I never got to ask her what her story was—all I know is that she had caught up with the motorbike I was travelling on when she saw us slowing down to wait for the rest of the group, rushed down the little dirt track to stop me, to take my hand and lay this egg in it. And then we left and I was left with clasping this precious gift in my hand , using only the other to hold on to the motorbike as my very able driver navigated us back through muddy puddles, potholes and past and under trees and bushes to the beach (the mini harbour from where we needed to catch our punt to cross over to the other side of the river and head back to Kalima for a night’s rest and, as it later turned out, a thunderstorm which lit up the sky above Kalima and sent a torrential downpour of water over the dry red earth of the province.) I cannot put into words the emotions that overwhelmed my heart at this time, the deep sense of gratitude and humility I felt at this token of truly sacrificial giving, this precious moment of personal offering which no one other than she and I had witnessed.
What is more—the motorbike was already loaded with all the other presents we had received that day: the 3 chickens (one from each village visited) hanging rather miserably from the back of the motorbike, no doubt wondering what their fate would be; the sweet and juicy pineapple, the aubergines, the sugar cane—all given to us by people who wanted to show us that we are welcome and that they were grateful for our visit; and of course the images in my mind which nothing and no one can ever take away from me: of the smiles they gave as they handed over part of their precious harvest, the way they posed for my photos with their gifts and teased each other about it; the pride with which they presented the best of their crops to us.
It is heartening to see that the project means so much to them. But this generosity is much more of a testimony to the goodness of their hearts and souls than to anything we could have done for them. True, both our local Christian Aid team and BDD are working very hard to work with and alongside these conflict -affected communities to bring them help and empower them to become more independent again after they lost everything during displacement following violence in their communities of origin—of the kind which I hope never to experience. True, the seeds and tools which this project, funded by the EC Directorate General for Humanitarian Assistance and Civil Protection (DG ECHO) have allowed 2250 host families—under pressure as they are sharing their homes, belongings and their limited food stocks with displaced families living among them—to have a more sustainable income generation opportunity; true, without the project a total population of around 8500 households would not now enjoy the prospect of clean and safe drinking water source closer to their homes, reducing the prevalence of waterborne disease by 30% , according to one local nurse; and 4000 displaced families would not have received emergency items to replace cooking utensils, mattresses and hygiene kits they so desperately needed during the initial phase of the emergency.
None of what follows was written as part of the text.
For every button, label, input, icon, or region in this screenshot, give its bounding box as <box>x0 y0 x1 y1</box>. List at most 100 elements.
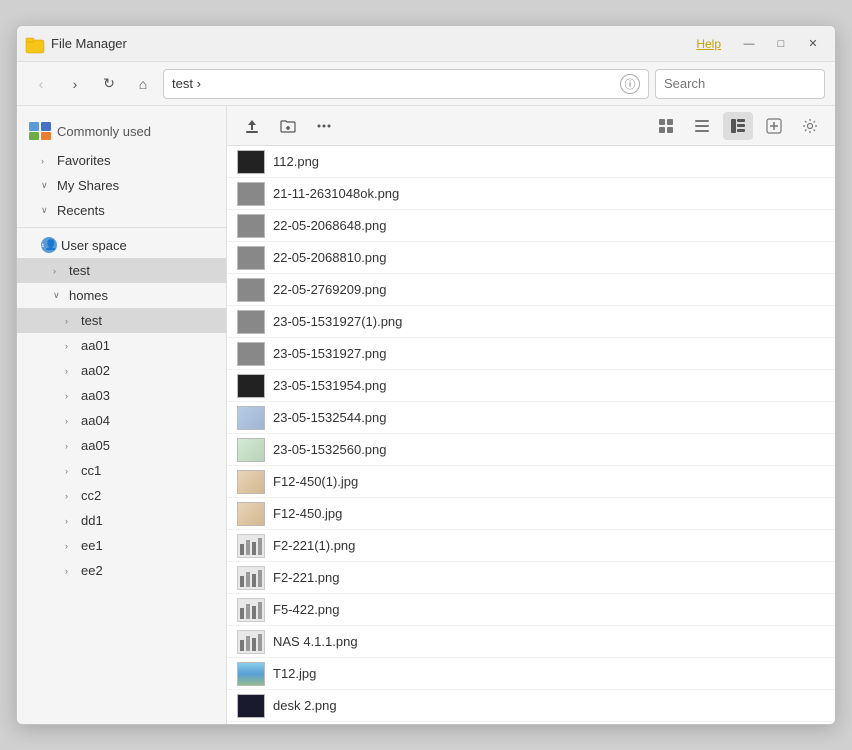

But all that did not, I don’t think, entail the same level of personal sacrifice as the gift of that egg, those chickens, those vegetables from people who have so little.
There was no way we could not accept the gifts-it would be too much of a rejection, cause too much pain, be culturally utterly unacceptable. So I will give a donation to a project for widows started by one of my colleagues in Kindu; bequeath those chickens to our local partner BDD and ask them to raise them and give both chicken and eggs for free to poor people in their communities; invest all my personal energy into helping raise more funds for projects like this—not just because it is my job, but because I want to do something—no matter how small—to help such beautiful people flourish and live well. Paying it forward, so to speak.